Solving for the coefficent of linear equations with one known coefficent
- by CppLearner
clc;
clear all;
syms y a2 a3
%%%%%%%%%%%%%%%%%%%%%%%%%%%%%%%%%%%%%%%%%%
% [ 0.5 0.25 0.125 ] [ a2 ] [ y ]
% [ 1 1 1 ] [ a3 ] = [ 3 ]
% [ 2 4 8 ] [ 6 ] [ 2 ]
%%%%%%%%%%%%%%%%%%%%%%%%%%%%%%%%%%%%%%%%%%
M = [0.5 0.25 0.125; 1 1 1; 2 4 8];
t = [a2 a3 6];
r = [y 3 2];
sol = M * t'
s1 = solve(sol(1), a2) % solve for a2
s2 = solve(sol(2), a3) % solve for a3
This is what I have so far.
These are my output
sol =
conj(a2)/2 + conj(a3)/4 + 3/4
conj(a2) + conj(a3) + 6
2*conj(a2) + 4*conj(a3) + 48
s1 =
- conj(a3)/2 - 3/2 - Im(a3)*i
s2 =
- conj(a2) - 6 - 2*Im(a2)*i
sol looks like what we would have if we put them back into equation form:
0.5 * a2 + 0.25 * a3 + 0.125 * a4
a2 + a3 + a4 = 3
2*a2 + 4*a3 + 8*a4 = 2
where a4 is known == 6.
My problem is, I am stuck with how to use solve to actually solve these equations to get the values of a2 and a3.

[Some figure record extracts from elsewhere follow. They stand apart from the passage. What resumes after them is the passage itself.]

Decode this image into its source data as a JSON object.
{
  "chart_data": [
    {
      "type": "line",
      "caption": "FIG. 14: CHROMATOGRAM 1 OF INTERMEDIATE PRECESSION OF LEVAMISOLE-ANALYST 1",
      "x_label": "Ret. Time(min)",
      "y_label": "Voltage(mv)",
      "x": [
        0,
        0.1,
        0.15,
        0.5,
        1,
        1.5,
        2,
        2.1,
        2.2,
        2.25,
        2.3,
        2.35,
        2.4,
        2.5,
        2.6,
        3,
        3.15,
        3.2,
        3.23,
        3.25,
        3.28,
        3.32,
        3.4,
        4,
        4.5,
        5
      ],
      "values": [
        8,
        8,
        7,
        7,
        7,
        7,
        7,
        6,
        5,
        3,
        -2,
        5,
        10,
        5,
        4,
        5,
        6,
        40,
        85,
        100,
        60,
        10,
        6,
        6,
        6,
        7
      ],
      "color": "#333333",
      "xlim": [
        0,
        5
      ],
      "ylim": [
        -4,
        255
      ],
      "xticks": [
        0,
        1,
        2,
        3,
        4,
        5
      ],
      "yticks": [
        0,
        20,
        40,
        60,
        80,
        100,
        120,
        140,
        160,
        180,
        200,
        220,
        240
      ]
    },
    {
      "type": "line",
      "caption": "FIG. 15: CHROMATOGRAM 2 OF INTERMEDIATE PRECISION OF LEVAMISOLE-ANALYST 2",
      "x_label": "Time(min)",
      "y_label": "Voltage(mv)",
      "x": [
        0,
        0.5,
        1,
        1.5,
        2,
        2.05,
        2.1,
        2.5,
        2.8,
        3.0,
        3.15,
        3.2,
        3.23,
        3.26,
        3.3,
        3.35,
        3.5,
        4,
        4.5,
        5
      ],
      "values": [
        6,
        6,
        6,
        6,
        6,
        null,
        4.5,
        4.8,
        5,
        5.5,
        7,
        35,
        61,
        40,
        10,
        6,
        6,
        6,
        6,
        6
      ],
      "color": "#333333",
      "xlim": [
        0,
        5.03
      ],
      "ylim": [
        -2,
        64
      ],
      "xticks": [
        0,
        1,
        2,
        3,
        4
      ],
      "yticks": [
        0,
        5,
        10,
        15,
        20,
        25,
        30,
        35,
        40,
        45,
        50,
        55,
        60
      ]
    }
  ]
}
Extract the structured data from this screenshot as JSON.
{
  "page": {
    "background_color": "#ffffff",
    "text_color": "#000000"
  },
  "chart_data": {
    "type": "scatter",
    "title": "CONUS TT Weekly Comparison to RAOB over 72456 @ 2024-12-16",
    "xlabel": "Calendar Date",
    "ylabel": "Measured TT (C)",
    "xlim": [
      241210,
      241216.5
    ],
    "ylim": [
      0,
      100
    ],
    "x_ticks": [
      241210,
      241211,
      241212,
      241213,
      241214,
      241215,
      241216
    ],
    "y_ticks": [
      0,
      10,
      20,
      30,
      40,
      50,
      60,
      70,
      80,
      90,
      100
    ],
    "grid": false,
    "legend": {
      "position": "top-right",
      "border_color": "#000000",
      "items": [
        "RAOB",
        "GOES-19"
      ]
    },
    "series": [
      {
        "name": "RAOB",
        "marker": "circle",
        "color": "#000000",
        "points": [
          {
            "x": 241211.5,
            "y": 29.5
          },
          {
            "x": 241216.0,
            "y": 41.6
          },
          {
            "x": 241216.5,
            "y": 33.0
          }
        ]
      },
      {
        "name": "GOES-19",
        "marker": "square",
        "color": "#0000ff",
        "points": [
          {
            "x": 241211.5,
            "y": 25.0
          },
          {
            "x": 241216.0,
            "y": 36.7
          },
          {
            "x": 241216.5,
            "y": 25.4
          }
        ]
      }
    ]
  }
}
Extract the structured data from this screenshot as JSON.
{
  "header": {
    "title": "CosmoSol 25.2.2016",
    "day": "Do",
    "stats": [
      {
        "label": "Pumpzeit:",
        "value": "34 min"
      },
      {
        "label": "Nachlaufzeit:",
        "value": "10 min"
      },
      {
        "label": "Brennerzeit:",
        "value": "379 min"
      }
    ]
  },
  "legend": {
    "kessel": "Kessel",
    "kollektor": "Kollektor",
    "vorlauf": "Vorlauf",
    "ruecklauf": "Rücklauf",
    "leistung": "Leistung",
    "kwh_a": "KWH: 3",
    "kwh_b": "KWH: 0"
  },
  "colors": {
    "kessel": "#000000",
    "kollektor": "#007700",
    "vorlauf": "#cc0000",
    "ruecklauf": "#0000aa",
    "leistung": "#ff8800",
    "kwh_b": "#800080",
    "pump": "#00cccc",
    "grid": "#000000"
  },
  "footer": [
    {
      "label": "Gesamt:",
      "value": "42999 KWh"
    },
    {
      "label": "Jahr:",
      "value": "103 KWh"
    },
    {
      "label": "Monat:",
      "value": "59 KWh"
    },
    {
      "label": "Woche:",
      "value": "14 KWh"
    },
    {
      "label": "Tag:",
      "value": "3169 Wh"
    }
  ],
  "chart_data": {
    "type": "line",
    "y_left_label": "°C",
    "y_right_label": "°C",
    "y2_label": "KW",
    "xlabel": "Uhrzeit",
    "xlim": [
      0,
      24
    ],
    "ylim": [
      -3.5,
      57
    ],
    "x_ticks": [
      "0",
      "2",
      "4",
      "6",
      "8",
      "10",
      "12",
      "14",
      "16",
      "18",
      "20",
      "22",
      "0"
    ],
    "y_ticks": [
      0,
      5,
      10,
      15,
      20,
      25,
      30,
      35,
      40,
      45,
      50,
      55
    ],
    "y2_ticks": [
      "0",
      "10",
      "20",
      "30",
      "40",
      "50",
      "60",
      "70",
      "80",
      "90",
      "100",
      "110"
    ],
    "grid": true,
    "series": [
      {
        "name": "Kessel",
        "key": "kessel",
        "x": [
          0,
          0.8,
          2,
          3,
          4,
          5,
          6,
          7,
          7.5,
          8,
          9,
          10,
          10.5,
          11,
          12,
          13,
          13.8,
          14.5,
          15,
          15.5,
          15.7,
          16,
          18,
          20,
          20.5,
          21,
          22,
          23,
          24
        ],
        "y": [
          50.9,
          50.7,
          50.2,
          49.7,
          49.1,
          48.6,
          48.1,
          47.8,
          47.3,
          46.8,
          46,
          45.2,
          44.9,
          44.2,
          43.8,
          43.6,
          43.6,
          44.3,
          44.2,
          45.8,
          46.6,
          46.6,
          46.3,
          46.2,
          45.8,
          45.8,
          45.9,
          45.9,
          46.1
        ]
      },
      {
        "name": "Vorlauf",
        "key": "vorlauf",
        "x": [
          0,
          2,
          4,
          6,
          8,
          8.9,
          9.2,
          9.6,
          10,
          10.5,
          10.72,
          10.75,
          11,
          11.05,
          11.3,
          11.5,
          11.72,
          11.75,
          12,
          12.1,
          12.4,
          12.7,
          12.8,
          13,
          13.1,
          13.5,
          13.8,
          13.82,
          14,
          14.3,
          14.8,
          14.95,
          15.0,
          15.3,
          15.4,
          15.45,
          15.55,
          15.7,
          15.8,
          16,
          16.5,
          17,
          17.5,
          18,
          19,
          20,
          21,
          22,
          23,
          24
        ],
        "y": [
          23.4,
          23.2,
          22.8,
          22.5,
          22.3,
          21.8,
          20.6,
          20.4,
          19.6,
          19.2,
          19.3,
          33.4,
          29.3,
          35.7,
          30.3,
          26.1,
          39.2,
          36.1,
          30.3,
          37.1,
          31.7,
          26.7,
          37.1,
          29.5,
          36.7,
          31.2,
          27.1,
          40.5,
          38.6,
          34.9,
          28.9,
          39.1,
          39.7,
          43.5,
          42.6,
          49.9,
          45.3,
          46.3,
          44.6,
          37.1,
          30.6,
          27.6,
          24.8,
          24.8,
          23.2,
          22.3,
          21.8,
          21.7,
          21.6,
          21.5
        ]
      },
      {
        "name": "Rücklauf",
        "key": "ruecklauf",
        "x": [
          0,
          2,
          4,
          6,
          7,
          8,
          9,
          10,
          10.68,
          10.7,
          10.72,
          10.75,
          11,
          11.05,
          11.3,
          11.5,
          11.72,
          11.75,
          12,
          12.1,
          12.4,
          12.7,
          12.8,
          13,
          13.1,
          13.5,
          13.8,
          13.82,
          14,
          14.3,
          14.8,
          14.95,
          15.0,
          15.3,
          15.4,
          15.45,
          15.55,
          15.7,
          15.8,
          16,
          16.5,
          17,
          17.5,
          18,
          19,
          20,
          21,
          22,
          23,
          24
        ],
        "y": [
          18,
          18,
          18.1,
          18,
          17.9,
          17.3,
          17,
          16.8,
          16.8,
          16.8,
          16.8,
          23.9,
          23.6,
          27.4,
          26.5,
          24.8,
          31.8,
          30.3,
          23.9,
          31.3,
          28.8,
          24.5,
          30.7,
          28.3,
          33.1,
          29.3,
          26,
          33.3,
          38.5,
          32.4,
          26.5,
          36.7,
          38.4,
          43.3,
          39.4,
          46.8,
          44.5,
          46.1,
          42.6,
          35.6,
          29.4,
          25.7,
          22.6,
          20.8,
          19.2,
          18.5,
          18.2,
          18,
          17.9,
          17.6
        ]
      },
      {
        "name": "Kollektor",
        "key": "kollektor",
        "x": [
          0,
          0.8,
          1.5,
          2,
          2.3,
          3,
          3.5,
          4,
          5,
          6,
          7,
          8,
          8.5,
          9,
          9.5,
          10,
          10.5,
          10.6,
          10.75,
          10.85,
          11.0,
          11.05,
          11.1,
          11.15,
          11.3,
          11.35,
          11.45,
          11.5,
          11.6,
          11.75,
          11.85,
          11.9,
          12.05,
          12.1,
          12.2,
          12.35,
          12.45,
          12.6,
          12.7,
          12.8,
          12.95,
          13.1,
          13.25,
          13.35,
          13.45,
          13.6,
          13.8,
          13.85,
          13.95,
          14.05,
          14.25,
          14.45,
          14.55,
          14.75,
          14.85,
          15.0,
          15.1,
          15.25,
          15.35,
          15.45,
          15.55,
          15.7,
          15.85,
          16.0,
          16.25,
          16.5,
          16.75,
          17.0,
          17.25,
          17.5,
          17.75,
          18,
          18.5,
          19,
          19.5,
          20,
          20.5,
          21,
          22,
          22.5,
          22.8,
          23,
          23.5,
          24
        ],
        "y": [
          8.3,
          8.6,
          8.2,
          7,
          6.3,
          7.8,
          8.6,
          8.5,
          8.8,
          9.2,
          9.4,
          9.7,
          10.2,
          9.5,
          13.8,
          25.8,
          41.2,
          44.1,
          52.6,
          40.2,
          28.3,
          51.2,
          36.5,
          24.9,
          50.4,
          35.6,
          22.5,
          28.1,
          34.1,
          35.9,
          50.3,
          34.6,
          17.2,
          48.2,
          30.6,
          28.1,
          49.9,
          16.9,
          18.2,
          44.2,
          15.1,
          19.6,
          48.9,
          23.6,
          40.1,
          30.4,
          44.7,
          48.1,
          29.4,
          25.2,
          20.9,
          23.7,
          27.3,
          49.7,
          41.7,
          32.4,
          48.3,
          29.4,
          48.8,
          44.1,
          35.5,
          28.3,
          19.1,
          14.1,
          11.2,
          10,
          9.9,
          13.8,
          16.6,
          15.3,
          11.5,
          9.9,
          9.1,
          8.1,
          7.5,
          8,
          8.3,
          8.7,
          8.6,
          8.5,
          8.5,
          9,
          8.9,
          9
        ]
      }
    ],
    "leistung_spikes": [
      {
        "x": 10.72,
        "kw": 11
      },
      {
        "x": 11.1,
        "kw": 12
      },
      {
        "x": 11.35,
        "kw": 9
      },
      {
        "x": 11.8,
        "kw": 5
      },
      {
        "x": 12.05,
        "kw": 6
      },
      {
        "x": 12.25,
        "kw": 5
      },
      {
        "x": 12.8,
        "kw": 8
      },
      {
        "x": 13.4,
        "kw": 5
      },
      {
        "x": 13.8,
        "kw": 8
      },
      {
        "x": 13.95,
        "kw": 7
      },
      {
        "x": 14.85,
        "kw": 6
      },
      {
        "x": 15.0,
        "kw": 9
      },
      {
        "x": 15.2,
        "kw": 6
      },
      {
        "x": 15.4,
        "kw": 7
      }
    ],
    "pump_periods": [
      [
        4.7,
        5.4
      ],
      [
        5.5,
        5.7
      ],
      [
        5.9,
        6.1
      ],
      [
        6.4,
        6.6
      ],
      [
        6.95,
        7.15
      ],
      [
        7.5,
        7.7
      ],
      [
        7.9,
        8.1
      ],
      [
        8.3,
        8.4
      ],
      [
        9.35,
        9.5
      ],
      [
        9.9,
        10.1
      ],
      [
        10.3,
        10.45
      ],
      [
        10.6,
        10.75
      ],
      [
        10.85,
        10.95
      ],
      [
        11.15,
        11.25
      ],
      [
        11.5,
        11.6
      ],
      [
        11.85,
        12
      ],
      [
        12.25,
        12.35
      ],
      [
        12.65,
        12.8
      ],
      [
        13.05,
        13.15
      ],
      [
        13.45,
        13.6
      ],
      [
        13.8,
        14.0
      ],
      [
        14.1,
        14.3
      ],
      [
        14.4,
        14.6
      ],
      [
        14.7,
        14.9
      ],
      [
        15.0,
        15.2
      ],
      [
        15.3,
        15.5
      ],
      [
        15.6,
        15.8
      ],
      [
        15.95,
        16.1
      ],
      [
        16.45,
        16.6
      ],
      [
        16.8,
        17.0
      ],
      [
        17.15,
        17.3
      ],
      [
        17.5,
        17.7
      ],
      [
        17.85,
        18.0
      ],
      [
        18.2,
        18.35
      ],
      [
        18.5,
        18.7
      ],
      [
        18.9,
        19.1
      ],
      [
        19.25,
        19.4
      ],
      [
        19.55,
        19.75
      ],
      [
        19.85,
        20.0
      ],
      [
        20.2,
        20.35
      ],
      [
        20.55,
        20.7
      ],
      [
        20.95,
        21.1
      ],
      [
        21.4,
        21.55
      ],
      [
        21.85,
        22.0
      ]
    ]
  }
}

s2 solve for a3 but it doesn't match what we have on paper (not quite).
a2 + a3 + 6 = 3 should yield a3 = -3 - a2.
because of the imaginary. Somehow I need to equate the vector solution sol to the values [y 3 2] for each row.